Penggunaan DIM seperti yang selama ini dianut, sesungguhnya tidak kondusif bagi DPD untuk mengimplementasikan frase “ikut membahas”. DPD harus mendesak DPR dan Pemerintah agar mengganti DIM dan berinovasi menciptakan metode baru. Cara bekerja metode dimaksud bukan untuk memutuskan, tapi membahas dengan segala kepraktisan dan kemudahan. Dengan demikian, DPR dan DPD tidak perlu khawatir terjebak pada situasi bertindak di luar koridor konstitusi, karena tetap leluasa terlibat saat membahas RUU.
Panitia Khusus (Pansus) RUU Susunan dan Kedudukan MPR, DPR, DPD, dan DPRD atau Komisi X saat membahas RUU Kepemudaan dan RUU Perfilman pernah menerapkan metode membahas RUU dengan cara pemilihan dan pengelompokan (klasterisasi) isu. Kelebihan metode ini adalah anggota DPR bisa lebih fokus kepada persoalan dan tidak terjebak pada hal-hal teknis, yang ini menjadi kekurangan DIM. Satu hal, metode ini potensial untuk disempurnakan oleh DPD, agar peluang “ikut membahas” semakin lebar karena DPD tidak diposisikan untuk mengambil keputusan.
[1]Salinan dokumen resmi Daftar RUU Prolegnas 2015-2019 dan Prioritas 2015 bisa dilihat http://parlemen.net/articles/2015/02/10/program-legislasi-nasional-ranca…
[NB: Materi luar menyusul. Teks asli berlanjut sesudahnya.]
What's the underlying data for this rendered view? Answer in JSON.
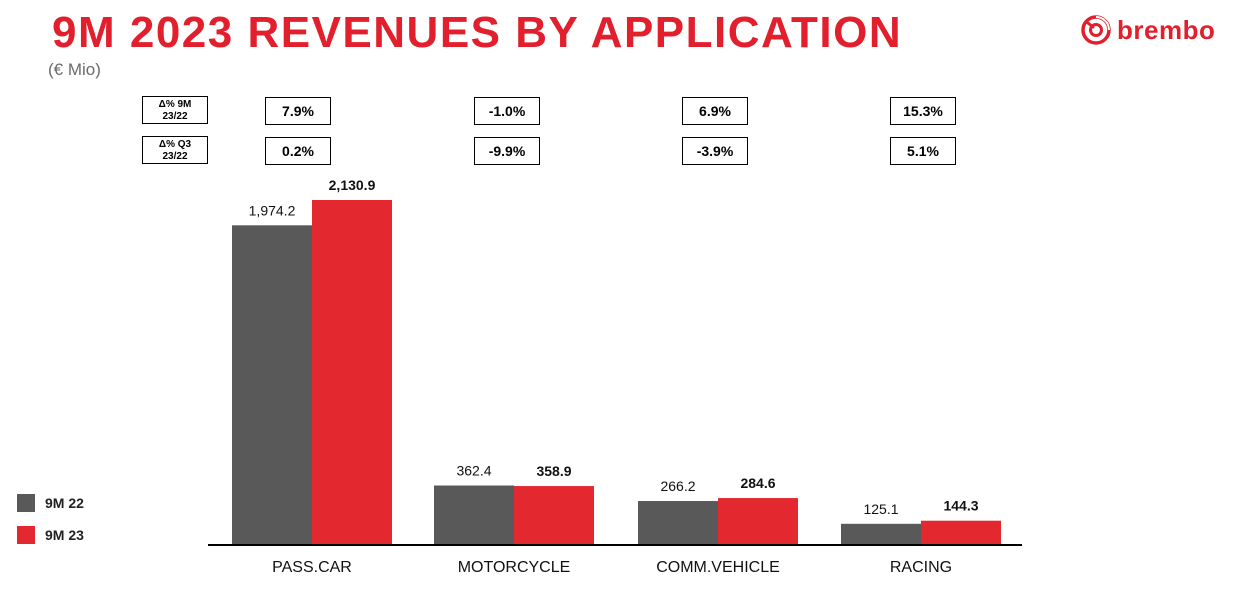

[2]DPD mengusulkan sebanyak 85 RUU untuk Prolegnas 2015-2019 dan 13 RUU untuk Prioritas 2015.
[3]Selengkaapnya dalam dokumen Daftar Rancangan Undang-Undang Program Legislasi Nasional Tahun 2015-2019 Usulan DPR dan DPD Disertai Catatan Tim Pendukung Penyusunan Prolegnas. Bisa dilihat melalui tautan http://parlemen.net/articles/2015/02/05/daftar-rancangan-undang-undang-p…
[4]Keberadaan UU No 27 Tahun 2009 kemudian diganti dengan UU No 17 Tahun 2014 berdasarkan kesepakatan Rapat Paripurna DPR 8 Juli 2014
[5]Menindaklanjuti putusan MK, pimpinan DPD menyurati pimpinan DPR tertanggal 1 April 2013 dan 8 Mei 2013. Surat 8 Mei 2013 menyinggung beberapa substansi putusan MK.